Alegrava-a tornar aquelas crianças mais felizes e gostava muito de brincar com elas. Brincavam nos pré-fabricados, ensinava as meninas a pintar as unhas e a fazer penteados, aprendeu a fazer música com pedacinhos de relva e jogava futebol. Implementou também umas aulas de inglês, que permitiram às crianças comunicar um bocadinho melhor entre si. Raramente se ia abaixo quando aparecia um problema e lutava incansavelmente até o resolver. “She tries very hard to think of a solution and not give up even though it could mean some sacrifice”, afirma Charlene Ong, uma voluntária de Singapura.


“You. Beautiful” é o nome do blogue que a Maria criou durante a sua estadia na Hungria. Nele relatava o seu dia-a-dia e as histórias que mais a impactavam. O nome do blogue é bastante original e suscita alguma curiosidade. A Maria sorri com entusiasmo enquanto fala desta ideia, recordando o que se passara há uns meses atrás. No primeiro dia, decidiu fazer uma visita guiada ao campo. Enquanto caminhava deu-se conta que alguém espreitava por trás de uns arbustos. “ Sou muito curiosa e tive que ir ver quem era. Encontrei uma criança Síria de seis anos, a Sahma. Tinha uns olhos verdes enormes e o cabelo muito encaracolado e escuro”. A Maria acabou por conhecer a família da criança e ficou muito ligada a eles. “Comecei a querer aprender algumas palavras em árabe e perguntei à Sahma como é que se dizia ‘beautiful’ porque reparei que eles eram todos muito bonitos”. A partir daquele momento, sempre que se encontravam a Maria cumprimentava-a com um “You beautiful” e ela respondia “No, you beautiful” em árabe. “Foi por causa desta brincadeira que pus esse nome ao meu blogue. Talvez por ter sido a primeira criança que eu conheci e por ainda ter um significado especial para mim”. 


A Maria considera-se uma rapariga romântica e gosta muito de histórias de amor. “É das melhores companheiras para ver filmes românticos!”, afirma a sua amiga Maria. O seu romance preferido é “Cartas para Julieta” no entanto, considera “Amigos improváveis” o melhor de todos os filmes. “É um filme muito claro enquanto aos sentimentos, especialmente em relação à amizade.
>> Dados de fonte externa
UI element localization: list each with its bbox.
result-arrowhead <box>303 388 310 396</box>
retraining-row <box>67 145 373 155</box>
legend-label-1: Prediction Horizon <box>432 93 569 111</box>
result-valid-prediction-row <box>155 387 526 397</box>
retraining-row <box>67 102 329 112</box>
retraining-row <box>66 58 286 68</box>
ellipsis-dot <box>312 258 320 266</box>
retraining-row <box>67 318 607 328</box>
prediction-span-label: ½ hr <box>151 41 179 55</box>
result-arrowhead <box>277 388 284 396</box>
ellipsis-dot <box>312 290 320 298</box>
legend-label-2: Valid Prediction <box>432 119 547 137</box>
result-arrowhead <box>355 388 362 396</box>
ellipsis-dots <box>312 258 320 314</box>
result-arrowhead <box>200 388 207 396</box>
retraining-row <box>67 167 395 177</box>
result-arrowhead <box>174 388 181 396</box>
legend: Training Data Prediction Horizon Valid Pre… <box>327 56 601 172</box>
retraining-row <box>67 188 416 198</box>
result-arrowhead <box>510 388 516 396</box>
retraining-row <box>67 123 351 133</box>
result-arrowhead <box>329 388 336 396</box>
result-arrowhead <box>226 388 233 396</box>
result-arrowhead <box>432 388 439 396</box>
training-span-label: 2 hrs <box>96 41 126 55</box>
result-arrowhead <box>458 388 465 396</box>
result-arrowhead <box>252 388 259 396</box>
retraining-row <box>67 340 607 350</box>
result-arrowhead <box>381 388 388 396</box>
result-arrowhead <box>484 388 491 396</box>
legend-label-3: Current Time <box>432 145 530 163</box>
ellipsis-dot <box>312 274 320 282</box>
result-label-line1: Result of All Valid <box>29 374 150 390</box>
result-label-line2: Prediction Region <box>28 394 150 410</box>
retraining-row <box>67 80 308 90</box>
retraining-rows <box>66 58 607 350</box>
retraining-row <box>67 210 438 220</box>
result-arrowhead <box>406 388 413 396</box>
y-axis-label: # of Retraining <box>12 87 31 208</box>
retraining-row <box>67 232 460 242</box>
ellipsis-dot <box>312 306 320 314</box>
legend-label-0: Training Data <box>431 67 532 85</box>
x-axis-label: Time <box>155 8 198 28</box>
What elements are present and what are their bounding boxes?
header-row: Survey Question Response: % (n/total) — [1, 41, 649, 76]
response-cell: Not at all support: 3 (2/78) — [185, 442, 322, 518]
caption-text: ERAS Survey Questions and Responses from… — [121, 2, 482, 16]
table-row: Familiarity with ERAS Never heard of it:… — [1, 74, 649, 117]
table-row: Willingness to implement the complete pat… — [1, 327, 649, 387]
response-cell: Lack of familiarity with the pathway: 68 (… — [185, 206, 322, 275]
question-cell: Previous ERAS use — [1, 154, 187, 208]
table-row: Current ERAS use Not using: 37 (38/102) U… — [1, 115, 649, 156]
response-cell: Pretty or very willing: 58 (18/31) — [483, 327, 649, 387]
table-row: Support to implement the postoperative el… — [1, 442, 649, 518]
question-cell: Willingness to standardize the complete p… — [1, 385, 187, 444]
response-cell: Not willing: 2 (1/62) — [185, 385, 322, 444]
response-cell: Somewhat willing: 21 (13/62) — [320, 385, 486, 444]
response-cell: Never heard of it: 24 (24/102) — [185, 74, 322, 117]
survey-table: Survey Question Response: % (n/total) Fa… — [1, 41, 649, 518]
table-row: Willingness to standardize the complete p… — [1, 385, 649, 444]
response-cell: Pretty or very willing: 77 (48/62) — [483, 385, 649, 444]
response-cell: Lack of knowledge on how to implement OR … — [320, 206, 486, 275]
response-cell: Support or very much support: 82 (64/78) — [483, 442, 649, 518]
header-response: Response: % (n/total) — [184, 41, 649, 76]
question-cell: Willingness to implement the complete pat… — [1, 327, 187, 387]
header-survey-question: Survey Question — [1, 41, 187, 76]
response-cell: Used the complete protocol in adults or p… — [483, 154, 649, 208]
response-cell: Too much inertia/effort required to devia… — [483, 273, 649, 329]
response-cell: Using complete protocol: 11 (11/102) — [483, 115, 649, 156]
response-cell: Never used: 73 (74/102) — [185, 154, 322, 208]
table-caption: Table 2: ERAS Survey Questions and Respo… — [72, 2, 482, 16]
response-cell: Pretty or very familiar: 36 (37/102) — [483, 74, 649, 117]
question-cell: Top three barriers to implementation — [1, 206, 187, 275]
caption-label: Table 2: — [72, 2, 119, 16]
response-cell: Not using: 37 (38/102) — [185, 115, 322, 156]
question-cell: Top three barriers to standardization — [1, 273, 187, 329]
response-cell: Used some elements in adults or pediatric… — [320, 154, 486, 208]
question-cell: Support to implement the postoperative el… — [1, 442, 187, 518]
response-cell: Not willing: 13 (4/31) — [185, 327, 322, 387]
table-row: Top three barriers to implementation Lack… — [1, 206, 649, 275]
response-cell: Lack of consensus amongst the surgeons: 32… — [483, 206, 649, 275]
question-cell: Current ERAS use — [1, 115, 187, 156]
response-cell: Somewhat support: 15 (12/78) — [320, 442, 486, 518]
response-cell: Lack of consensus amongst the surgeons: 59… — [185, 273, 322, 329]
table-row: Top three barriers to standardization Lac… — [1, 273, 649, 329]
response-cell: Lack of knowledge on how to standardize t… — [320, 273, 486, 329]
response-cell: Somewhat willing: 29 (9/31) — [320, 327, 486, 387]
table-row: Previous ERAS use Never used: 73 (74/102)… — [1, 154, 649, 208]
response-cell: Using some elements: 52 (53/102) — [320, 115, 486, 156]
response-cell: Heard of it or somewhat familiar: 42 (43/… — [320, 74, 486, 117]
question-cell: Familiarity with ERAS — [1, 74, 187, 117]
Mostra que na companhia de um bom amigo, as dificuldades e problemas tornam-se mais fáceis de enfrentar”.


No campo de refugiados, a Maria teve a oportunidade de testemunhar uma verdadeira história de amor, muito dura. Conheceu lá um casal de namorados que vinham do Nepal, com dezoito anos de idade. Fugiram do país porque as famílias deles não aceitavam que se casassem devido à diferença de castas. “Ele era extremamente rico, ela extremamente pobre. A mãe dele e o irmão batiam-lhe a ela muitas vezes, chamavam-lhe nomes e trancavam-na em casa para não poder ver o namorado”. Ele acabou por se revoltar com a situação e propôs-lhe que fugissem e começassem uma vida juntos em algum lado. Foram para a Índia e estiveram lá duas semanas. Conheceram um homem que lhes disse que os levava para a Alemanha em troca de algum dinheiro. E claro… Enganaram-nos. Foram levados para o Iraque e atirados para uma sala cheia de árabes. Contra a sua vontade, meteram-nos nuns camiões que os deixaram no meio do nada. Tiveram que andar a pé durante dois meses e chegaram à Hungria, ao campo de refugiados, onde estiveram durante cinco meses. Neste momento têm casa em Budapeste e ela já trabalha. Cortaram relações com as famílias mas nota-se que é algo que lhes custa muito. “Ela estava a estudar Gestão, ele engenheria. Roubaram-lhe todos os certificados, nem sequer têm um papel que comprove que são do Nepal”. Maria sentiu-se impressionada com a quantidade de pormenores que conseguem ter um com o outro mesmo sem dinheiro e a passar por uma situação tão difícil “ Confiaram -se a vida toda. Lutaram um pelo outro a níveis extremos”. 


O maior sonho da Maria Campos é trabalhar com refugiados. A experiência mostrou - lhe claramente o seu novo objetivo para o futuro. 



“ Quero criar uma ONG para refugiados, uma ONG melhor que todas as outras”.